Çalıştığı inşaat firmasında yaşanılan aksaklıkları rapor eden iş güvenlik uzmanı, işyeri sahipleriyle yaptığı görüşmelerde mesafe alamayınca hayati derecedeki aksaklıkları rapor halinde Çalışma ve Sosyal Güvenlik Bakanlığı'na bildirdi. Bunu duyan işveren, uzmanı işten attı.
İş Mahkemesi'nin yolunu tutan iş güvenliği uzmanı, çalışması esnasında davalı işverenleri bazı eksiklikler nedeniyle uyardığını ve engellemeye çalıştığını, bunun üzerine savunması alınmaksızın 6331 sayılı İş Sağlığı ve Güvenliği Kanunu'nun 8. maddesine aykırı davranılarak iş sözleşmesine son verildiğini ileri sürerek, tazminat alacağının tahsilini istedi.
Davalı şirket iddiaları reddetti.

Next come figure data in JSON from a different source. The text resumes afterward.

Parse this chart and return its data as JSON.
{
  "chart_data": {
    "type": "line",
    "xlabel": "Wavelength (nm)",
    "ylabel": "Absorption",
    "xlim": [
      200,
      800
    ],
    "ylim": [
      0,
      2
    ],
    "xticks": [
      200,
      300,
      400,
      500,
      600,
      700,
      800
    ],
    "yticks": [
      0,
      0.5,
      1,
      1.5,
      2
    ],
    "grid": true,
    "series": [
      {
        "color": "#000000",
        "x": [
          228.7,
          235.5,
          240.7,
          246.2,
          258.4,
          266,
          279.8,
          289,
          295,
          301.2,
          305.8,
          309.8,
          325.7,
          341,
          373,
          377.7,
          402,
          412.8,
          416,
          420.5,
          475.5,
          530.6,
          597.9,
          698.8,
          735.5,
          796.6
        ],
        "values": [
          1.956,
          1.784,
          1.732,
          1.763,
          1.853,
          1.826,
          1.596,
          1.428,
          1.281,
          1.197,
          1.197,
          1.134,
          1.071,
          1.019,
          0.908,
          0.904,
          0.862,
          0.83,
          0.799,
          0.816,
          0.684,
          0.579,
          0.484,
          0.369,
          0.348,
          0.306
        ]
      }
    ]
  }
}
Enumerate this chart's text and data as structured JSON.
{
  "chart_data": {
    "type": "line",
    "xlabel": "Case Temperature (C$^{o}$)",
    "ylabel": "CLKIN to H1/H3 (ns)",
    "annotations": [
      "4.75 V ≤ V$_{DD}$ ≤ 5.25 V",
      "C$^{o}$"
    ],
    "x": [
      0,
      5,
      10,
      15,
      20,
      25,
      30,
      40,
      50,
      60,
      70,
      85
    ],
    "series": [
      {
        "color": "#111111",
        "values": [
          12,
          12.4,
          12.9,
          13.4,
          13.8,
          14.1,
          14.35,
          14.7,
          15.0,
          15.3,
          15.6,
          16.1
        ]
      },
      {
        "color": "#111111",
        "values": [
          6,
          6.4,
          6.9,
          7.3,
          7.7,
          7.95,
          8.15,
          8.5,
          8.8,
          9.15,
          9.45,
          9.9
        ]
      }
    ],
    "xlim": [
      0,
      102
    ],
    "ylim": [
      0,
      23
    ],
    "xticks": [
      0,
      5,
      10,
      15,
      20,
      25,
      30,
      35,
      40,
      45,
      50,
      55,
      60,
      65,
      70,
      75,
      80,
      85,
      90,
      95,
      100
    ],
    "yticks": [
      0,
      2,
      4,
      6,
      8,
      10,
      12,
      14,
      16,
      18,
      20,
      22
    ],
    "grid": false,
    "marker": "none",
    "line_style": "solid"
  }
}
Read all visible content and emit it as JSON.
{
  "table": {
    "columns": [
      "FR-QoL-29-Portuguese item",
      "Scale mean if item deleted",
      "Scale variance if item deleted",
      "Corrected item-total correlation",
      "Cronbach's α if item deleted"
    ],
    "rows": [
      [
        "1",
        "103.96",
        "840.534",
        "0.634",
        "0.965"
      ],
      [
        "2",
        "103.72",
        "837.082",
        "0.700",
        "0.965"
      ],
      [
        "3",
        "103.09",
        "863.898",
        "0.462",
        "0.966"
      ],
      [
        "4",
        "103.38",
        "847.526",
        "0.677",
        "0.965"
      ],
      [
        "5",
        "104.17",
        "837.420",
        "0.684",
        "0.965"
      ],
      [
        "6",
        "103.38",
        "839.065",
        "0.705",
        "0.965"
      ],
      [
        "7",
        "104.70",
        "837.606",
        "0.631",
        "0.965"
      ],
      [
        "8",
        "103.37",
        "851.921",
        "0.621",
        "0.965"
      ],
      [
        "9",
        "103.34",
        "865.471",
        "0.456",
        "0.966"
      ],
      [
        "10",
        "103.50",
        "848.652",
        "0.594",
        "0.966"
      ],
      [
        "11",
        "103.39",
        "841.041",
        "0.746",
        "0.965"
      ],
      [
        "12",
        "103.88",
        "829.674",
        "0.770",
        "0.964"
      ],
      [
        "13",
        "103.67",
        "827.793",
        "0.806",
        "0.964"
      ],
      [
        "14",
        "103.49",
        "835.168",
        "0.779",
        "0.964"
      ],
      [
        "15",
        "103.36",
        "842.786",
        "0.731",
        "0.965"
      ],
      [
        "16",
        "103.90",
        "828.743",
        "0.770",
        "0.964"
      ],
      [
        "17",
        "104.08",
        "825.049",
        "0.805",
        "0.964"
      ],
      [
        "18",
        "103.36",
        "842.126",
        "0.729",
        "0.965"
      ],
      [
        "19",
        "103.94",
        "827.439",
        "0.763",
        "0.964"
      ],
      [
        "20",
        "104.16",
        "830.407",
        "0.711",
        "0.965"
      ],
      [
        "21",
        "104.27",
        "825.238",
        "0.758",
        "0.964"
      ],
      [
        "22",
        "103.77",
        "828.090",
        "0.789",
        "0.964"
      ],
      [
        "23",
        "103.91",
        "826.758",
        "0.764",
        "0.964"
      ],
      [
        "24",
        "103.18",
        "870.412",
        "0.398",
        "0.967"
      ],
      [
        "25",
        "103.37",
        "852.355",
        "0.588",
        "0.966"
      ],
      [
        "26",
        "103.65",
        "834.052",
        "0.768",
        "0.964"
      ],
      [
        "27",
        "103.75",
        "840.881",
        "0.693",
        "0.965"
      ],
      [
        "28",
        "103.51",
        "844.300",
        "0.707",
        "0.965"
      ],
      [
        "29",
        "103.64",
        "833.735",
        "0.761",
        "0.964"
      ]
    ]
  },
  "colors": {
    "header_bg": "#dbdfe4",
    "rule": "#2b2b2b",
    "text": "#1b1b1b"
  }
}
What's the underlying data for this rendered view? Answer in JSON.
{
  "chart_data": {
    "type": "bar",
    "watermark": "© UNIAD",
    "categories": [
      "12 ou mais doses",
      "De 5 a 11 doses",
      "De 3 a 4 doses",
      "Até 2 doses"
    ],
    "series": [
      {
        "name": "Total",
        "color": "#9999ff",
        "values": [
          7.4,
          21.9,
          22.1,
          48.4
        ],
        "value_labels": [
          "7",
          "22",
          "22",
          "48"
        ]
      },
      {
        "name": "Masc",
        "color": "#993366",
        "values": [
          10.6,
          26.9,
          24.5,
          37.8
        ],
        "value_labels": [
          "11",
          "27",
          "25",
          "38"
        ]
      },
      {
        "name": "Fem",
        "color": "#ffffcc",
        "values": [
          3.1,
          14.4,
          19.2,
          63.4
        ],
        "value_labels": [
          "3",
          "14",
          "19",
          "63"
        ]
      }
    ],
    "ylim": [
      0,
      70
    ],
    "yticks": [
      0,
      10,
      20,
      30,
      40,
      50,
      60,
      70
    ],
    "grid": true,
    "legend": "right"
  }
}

Davacının B sınıfı iş güvenliği uzmanı olarak çalıştığını, işinin gereğini yapmadığı için 6331 sayılı İş Sağlığı ve Güvenliği Kanununun 9, 10 ve 11. maddeleri gereğince iş sözleşmesinin feshedildiğini savunarak, davanın reddini istedi.
Mahkeme; davacı tarafından düzenlenen iş güvenliğine ilişkin raporların işveren tarafından onaylanmaması üzerine davacının durumu Cumhurbaşkanlığı İletişim Merkezi’ne bildirdiği, taraflar arasında bu raporlar sebebiyle ihtilaf çıktığı, bu nedenle davacının iş sözleşmesinin sona erdirildiği, yasal düzenleme gereği işveren hakkında bir yıllık sözleşme ücreti tutarından az olmamak üzere tazminata hükmetmek gerektiği gerekçesi ile davanın kabulüne karar verdi.
Devreye Yargıtay girdi
Davalı kararı istinaf etti. Bölge Adliye Mahkemesi davanın reddine hükmetti. Davacı uzman kararı temyiz edince devreye Yargıtay 9. Hukuk Dairesi girdi.
Yargıtay kararında; iş güvenliği uzmanı olarak çalışan davacının iş sağlığı ve güvenliği konusunda 4 ayrı tarihte bir kısım eksiklikler tespit ettiği, buna ilişkin tutulan tutanakların bazılarında davalı işverenlerin de imzasının bulunduğuna dikkat çekildi.
Yargıtay kararında; iş güvenliği uzmanı olarak çalışan davacının iş sağlığı ve güvenliği konusunda 4 ayrı tarihte bir kısım eksiklikler tespit ettiği, buna ilişkin tutulan tutanakların bazılarında davalı işverenlerin de imzasının bulunduğuna dikkat çekildi.
Davacının söz konusu eksiklikleri ve iş sahasında ölüm tehlikesi bulunduğunu davalılara ayrıca bildirdiği, davalılar tarafından gerekli önlemlerin alınmaması üzerine davacının elektronik posta yoluyla Çalışma ve Sosyal Güvenlik Bakanlığı İş Teftiş Kurulu Başkanlığı’na bildirimde bulunarak işyerinde denetim yapılmasını istediği hatırlatıldı. İş Teftiş Grup Başkanlığı tarafından yerinde yapılan inceleme sonucunda inceleme raporunun düzenlendiği dile getirildi.
Kararın gerekçesi: Eksiklikleri bildirmiş
Teftişe konu şikayette belirtilen ve hayati tehlike oluşturan 7 adet hayati noksanlığın teftiş sırasında giderildiğinin inceleme raporunda yer aldığı kaydedildi. Kararda şu ifadelere yer verildi:
"Davacının iş sözleşmesinin ihbar tazminatı ödenmek suretiyle davalılar tarafından feshedildiği anlaşılmaktadır. Açıklanan maddi ve hukuki olgulara göre, davacının iş güvenliği uzmanı olarak 6331 sayılı İş Sağlığı ve Güvenliği Kanunu’nun 8. maddesinin 2. fıkrası çerçevesinde işyerinde iş sağlığı ve güvenliği ile ilgili hayati tehlike arz eden ve acil durdurmayı gerektiren eksiklik ve aksaklıkları yazılı olarak davalı işverenler ile Çalışma ve Sosyal Güvenlik Bakanlığı’nın yetkili birimine bildirdiği anlaşılmaktadır. Bu bildirimden dolayı davalılar tarafından davacının iş sözleşmesinin feshedildiği anlaşılmış olup, bir yıllık sözleşme ücreti tutarından az olmamak üzere davacının tazminat talebinin kabulüne karar verilmesi gerekirken, eksik inceleme ile yazılı şekilde talebin reddine karar verilmesi hatalı olup bozmayı gerektirmiştir."